In terms of interactivity, QTVR does not compare well to a three-dimensional model presented in, for example, VRML. QTVR allows the generation of QTVR scenes which are essentially linked sequences of panoramas. This means that the user is able to navigate around a landscape from node to node via hotspots, but the user cannot explore the landscape freely as there is no underlying landscape model to explore. This can make what looks like a large open landscape feel constrained and restrictive simply because of the nature of the interaction with the landscape representation. It also places a much larger burden of interpretation on the originator of archaeological QTVR panoramas, as the nodes chosen will be assumed to be archaeologically significant (i.e. locations from which the landscape was viewed in the past). An example of this might be a node offering a view of the landscape from a hilltop overlooking a valley containing a Pictish symbol stone, combined with a node at the stone.

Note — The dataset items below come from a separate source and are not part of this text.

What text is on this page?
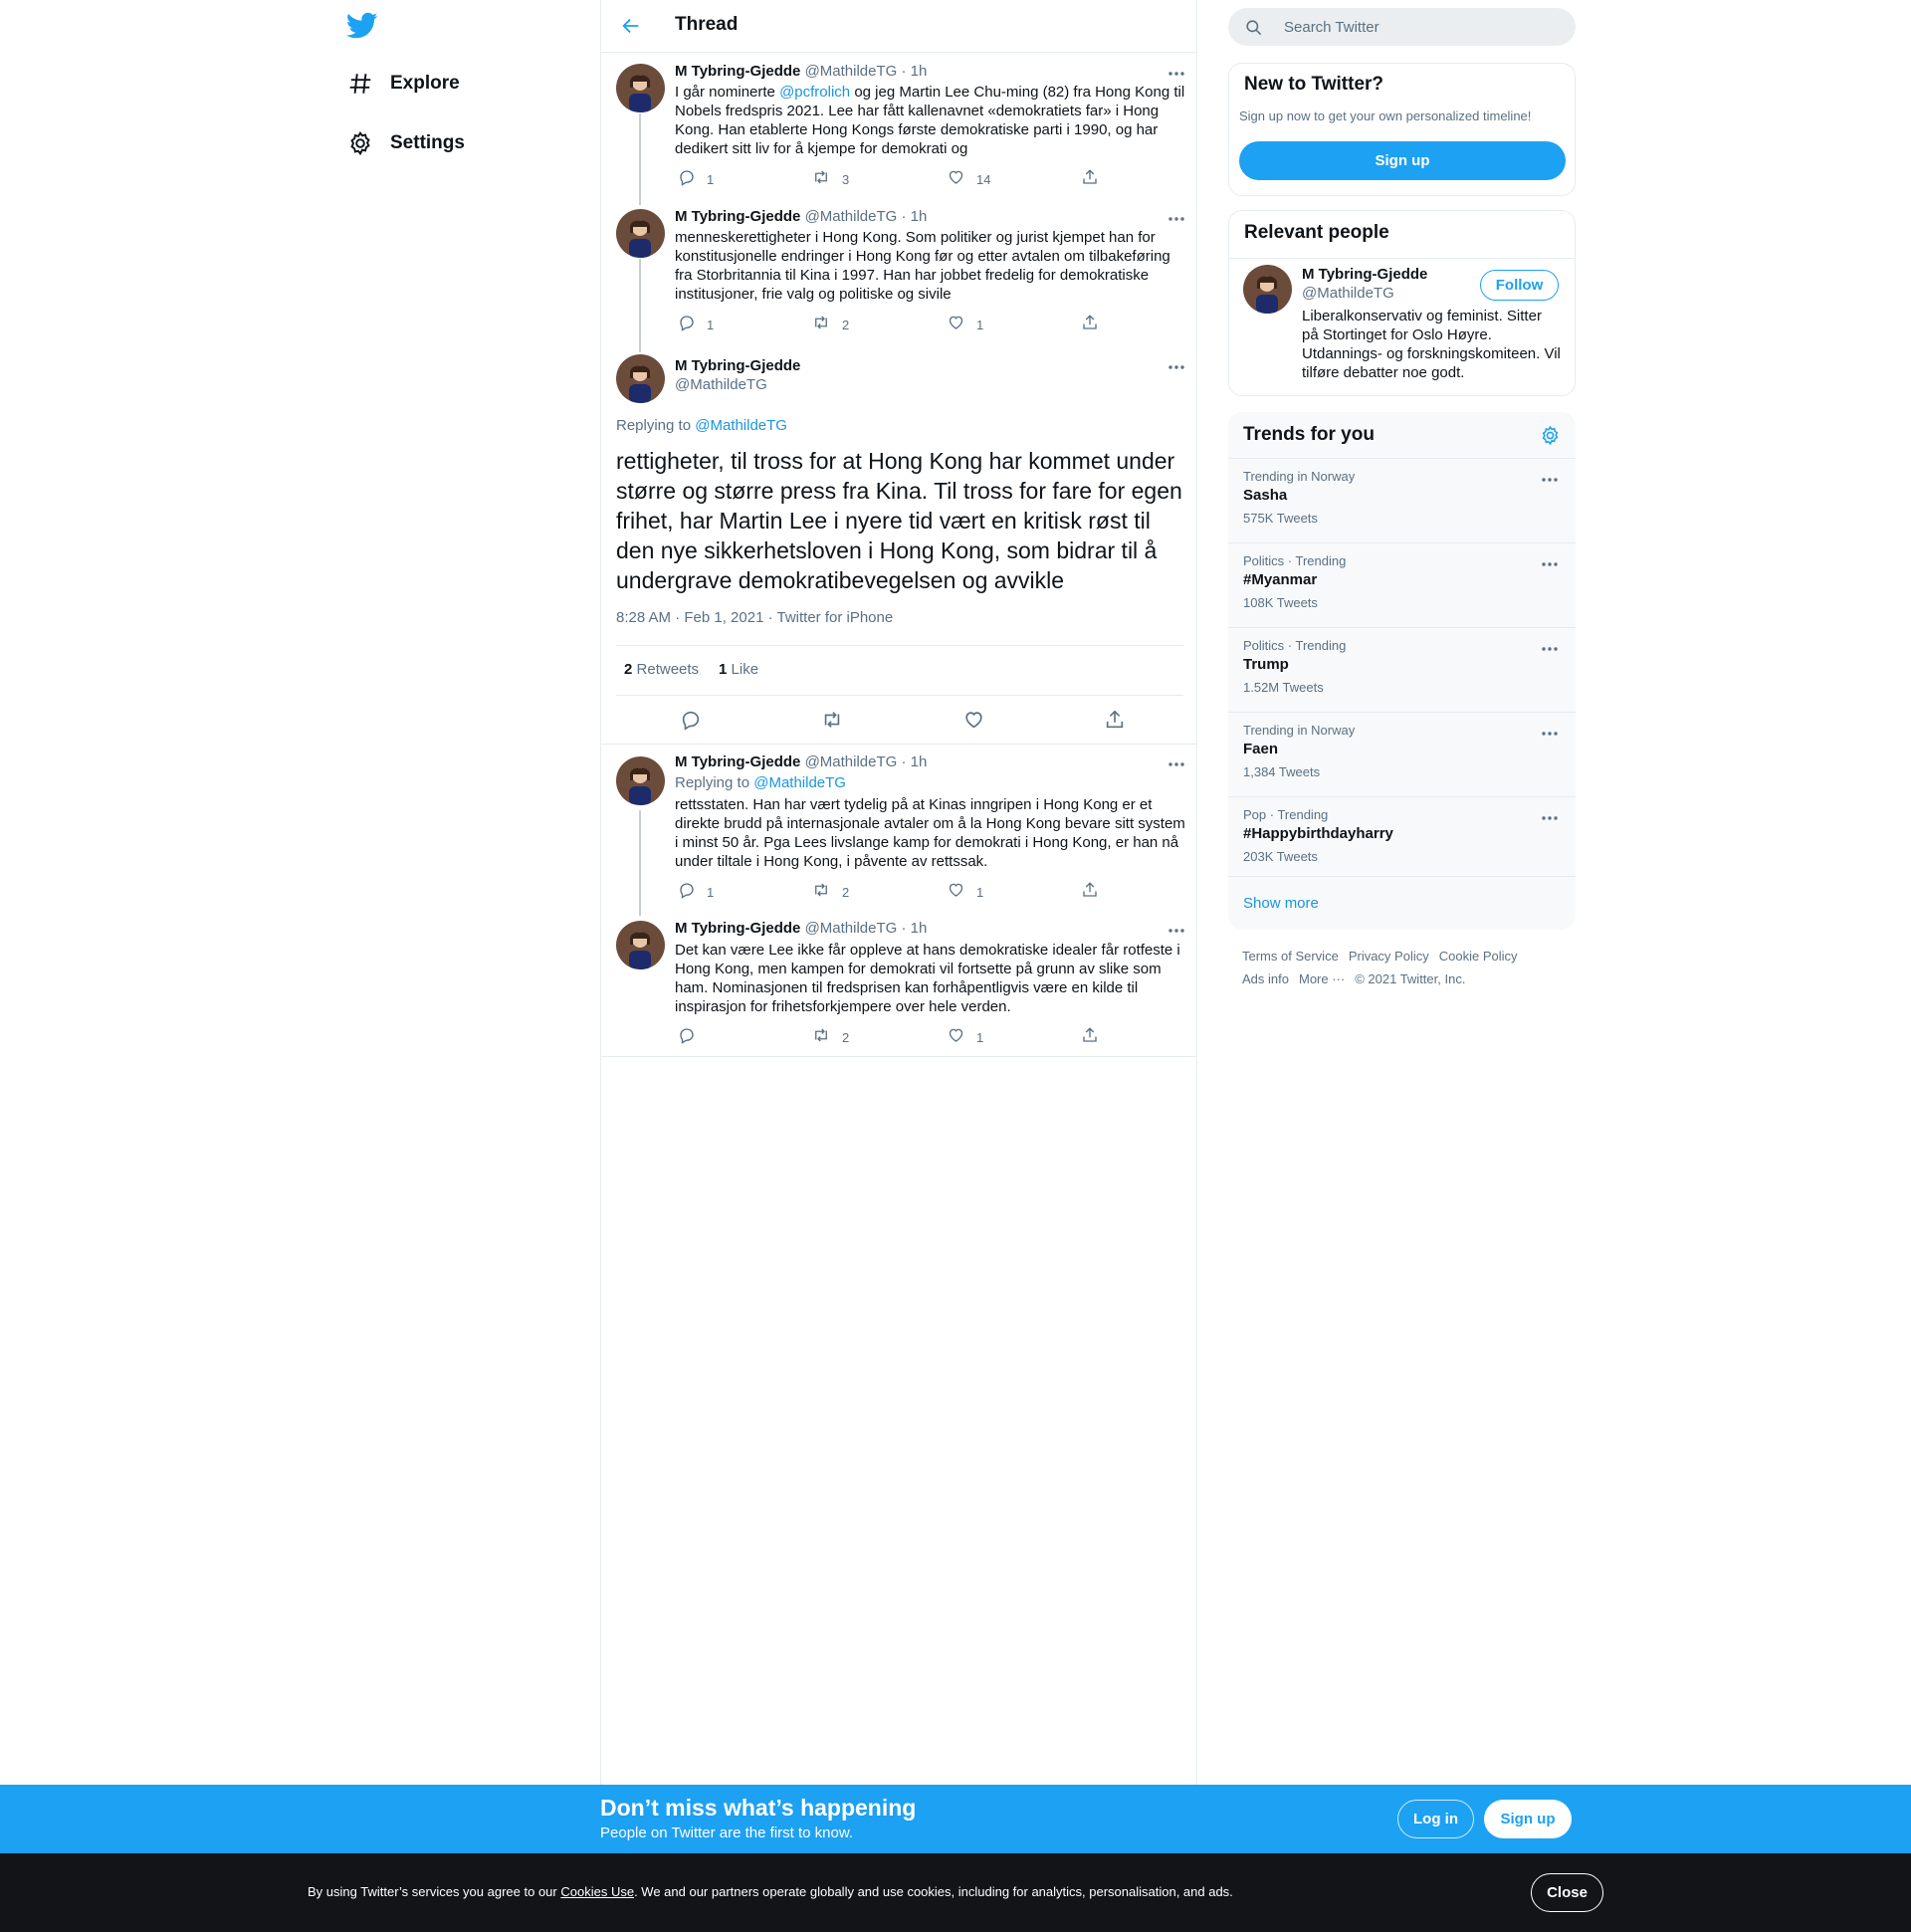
Explore
Settings
Thread
M Tybring-Gjedde @MathildeTG · 1h
I går nominerte @pcfrolich og jeg Martin Lee Chu-ming (82) fra Hong Kong til Nobels fredspris 2021. Lee har fått kallenavnet «demokratiets far» i Hong Kong. Han etablerte Hong Kongs første demokratiske parti i 1990, og har dedikert sitt liv for å kjempe for demokrati og
1	3	14
M Tybring-Gjedde @MathildeTG · 1h
menneskerettigheter i Hong Kong. Som politiker og jurist kjempet han for konstitusjonelle endringer i Hong Kong før og etter avtalen om tilbakeføring fra Storbritannia til Kina i 1997. Han har jobbet fredelig for demokratiske institusjoner, frie valg og politiske og sivile
1	2	1
M Tybring-Gjedde
@MathildeTG
Replying to @MathildeTG
rettigheter, til tross for at Hong Kong har kommet under større og større press fra Kina. Til tross for fare for egen frihet, har Martin Lee i nyere tid vært en kritisk røst til den nye sikkerhetsloven i Hong Kong, som bidrar til å undergrave demokratibevegelsen og avvikle
8:28 AM · Feb 1, 2021 · Twitter for iPhone
2 Retweets 1 Like
M Tybring-Gjedde @MathildeTG · 1h
Replying to @MathildeTG
rettsstaten. Han har vært tydelig på at Kinas inngripen i Hong Kong er et direkte brudd på internasjonale avtaler om å la Hong Kong bevare sitt system i minst 50 år. Pga Lees livslange kamp for demokrati i Hong Kong, er han nå under tiltale i Hong Kong, i påvente av rettssak.
1	2	1
M Tybring-Gjedde @MathildeTG · 1h
Det kan være Lee ikke får oppleve at hans demokratiske idealer får rotfeste i Hong Kong, men kampen for demokrati vil fortsette på grunn av slike som ham. Nominasjonen til fredsprisen kan forhåpentligvis være en kilde til inspirasjon for frihetsforkjempere over hele verden.
2	1
Search Twitter
New to Twitter?
Sign up now to get your own personalized timeline!
Sign up
Relevant people
M Tybring-Gjedde
@MathildeTG	Follow
Liberalkonservativ og feminist. Sitter på Stortinget for Oslo Høyre. Utdannings- og forskningskomiteen. Vil tilføre debatter noe godt.
Trends for you
Trending in Norway
Sasha
575K Tweets
Politics · Trending
#Myanmar
108K Tweets
Politics · Trending
Trump
1.52M Tweets
Trending in Norway
Faen
1,384 Tweets
Pop · Trending
#Happybirthdayharry
203K Tweets
Show more
Terms of Service Privacy Policy Cookie Policy
Ads info More ··· © 2021 Twitter, Inc.
Don’t miss what’s happening
People on Twitter are the first to know.
Log in	Sign up
By using Twitter’s services you agree to our Cookies Use. We and our partners operate globally and use cookies, including for analytics, personalisation, and ads.	Close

Here the user may potentially assume that the hilltop viewpoint had some significance in the past, whereas the originator may have chosen this point arbitrarily as simply one with a view of the stone. A better strategy might be a sequence of nodes on possible lines of approach and a node at the stone. Whilst feeling far more restrictive in the range and type of movement it allows in comparison to VRML, QTVR does offer the originator the opportunity consciously to control the viewer, perhaps in a way that echoes control of movement in the past. It is essential here to differentiate between nodes intended to give an overview of the landscape for general orientation purposes and those which the originator thinks might represent either a significant or common viewpoint in the past. This may be done by inserting text directly into the image or by linking the panorama to explanatory text. Despite the additional levels of interactivity offered by VRML, it is perfectly possible to restrict these, and therefore the movements of the user, through a VRML model or landscape in order to convey a particular impression, as described above for QTVR landscapes.

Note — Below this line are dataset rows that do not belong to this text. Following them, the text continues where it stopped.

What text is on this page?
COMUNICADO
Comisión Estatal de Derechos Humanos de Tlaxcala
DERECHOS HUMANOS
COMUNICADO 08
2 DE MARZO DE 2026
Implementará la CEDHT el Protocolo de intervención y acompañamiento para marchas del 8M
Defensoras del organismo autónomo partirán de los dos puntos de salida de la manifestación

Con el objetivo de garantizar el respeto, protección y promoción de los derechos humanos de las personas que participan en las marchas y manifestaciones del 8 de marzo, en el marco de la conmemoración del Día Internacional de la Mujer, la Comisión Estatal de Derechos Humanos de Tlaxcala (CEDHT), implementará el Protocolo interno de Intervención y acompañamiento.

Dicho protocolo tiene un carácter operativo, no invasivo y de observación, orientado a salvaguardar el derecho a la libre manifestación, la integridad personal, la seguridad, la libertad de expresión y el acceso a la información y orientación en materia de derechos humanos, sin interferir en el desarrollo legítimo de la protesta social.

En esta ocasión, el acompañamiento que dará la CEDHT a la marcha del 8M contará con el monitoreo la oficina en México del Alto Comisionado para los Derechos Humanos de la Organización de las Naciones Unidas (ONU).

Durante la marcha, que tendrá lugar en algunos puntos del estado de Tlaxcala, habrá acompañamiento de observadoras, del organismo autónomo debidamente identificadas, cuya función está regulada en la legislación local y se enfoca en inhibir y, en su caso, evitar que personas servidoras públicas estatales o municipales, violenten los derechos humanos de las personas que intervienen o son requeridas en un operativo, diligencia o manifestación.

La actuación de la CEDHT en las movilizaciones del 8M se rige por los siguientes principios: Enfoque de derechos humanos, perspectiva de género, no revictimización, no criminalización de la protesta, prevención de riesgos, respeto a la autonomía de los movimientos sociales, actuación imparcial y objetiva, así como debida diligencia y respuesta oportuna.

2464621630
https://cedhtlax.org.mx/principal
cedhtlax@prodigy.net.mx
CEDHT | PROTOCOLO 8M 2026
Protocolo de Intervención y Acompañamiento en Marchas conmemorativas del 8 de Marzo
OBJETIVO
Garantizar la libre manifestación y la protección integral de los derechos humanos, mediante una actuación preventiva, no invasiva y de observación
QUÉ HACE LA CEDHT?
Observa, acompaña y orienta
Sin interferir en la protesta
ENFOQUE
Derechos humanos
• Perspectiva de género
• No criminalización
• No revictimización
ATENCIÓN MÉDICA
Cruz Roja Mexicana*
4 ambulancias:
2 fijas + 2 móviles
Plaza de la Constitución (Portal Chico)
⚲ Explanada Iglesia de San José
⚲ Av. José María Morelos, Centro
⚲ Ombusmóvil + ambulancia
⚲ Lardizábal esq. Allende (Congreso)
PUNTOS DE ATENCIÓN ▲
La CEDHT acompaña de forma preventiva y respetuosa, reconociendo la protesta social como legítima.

It is only possible to combine a model of an object, such as a stone cross, directly into a QTVR panorama as a two-dimensional image, inserted into the panoramic tile using an image manipulation package, such as Adobe PhotoShop (Fig. 6 a & b). This is similar to the common technique of inserting two-dimensional shots of computer-generated objects into landscape photographs, but without the additional 360 degree panning round the landscape. Dennis Holloway, a New Mexico architect with a strong interest in reconstructing native American settlement sites, has produced many excellent examples of his models inserted into 2D landscape images (Holloway 2000).

JPG screenshot of QTVR pano with cross inserted
Figure 6 a & b: Screen shot of a QTVR panorama with a two-dimensional image of a reconstructed three-dimensional model inserted into it. The results are quite unsatisfactory because although the landscape can be seen for 360 degrees, there is no interaction with the model of the cross (the back face cannot be viewed). The panorama below (Figure 6b), taken from the summit of Dunadd fort, Argyll, used in this example

Inserting models into 2D images or panoramic images has the added disadvantage of requiring any alteration of the landscape, for archaeological purposes, to be done using image manipulation packages such as Adobe PhotoShop. Depending on the complexity of the alterations required this may be inexpensive, but does not compare well with the flexibility regarding lighting, weather conditions and so on offered by three-dimensional modelling, and rendering packages. It would be possible to represent a landscape at sunrise and sunset using QTVR, but two sequences of images would have to be created, taken in the field or 'touched-up' later, to capture these two conditions effectively. In a modelling/rendering package, on the other hand, virtual lighting conditions are easily altered. Similarly, if there is an archaeological requirement for vegetation cover to be altered to match what would be predicted by palaeoenvironmental survey, then modelling and rendering packages provide that flexibility, without the labour-intensive work involved to alter a sequence of images.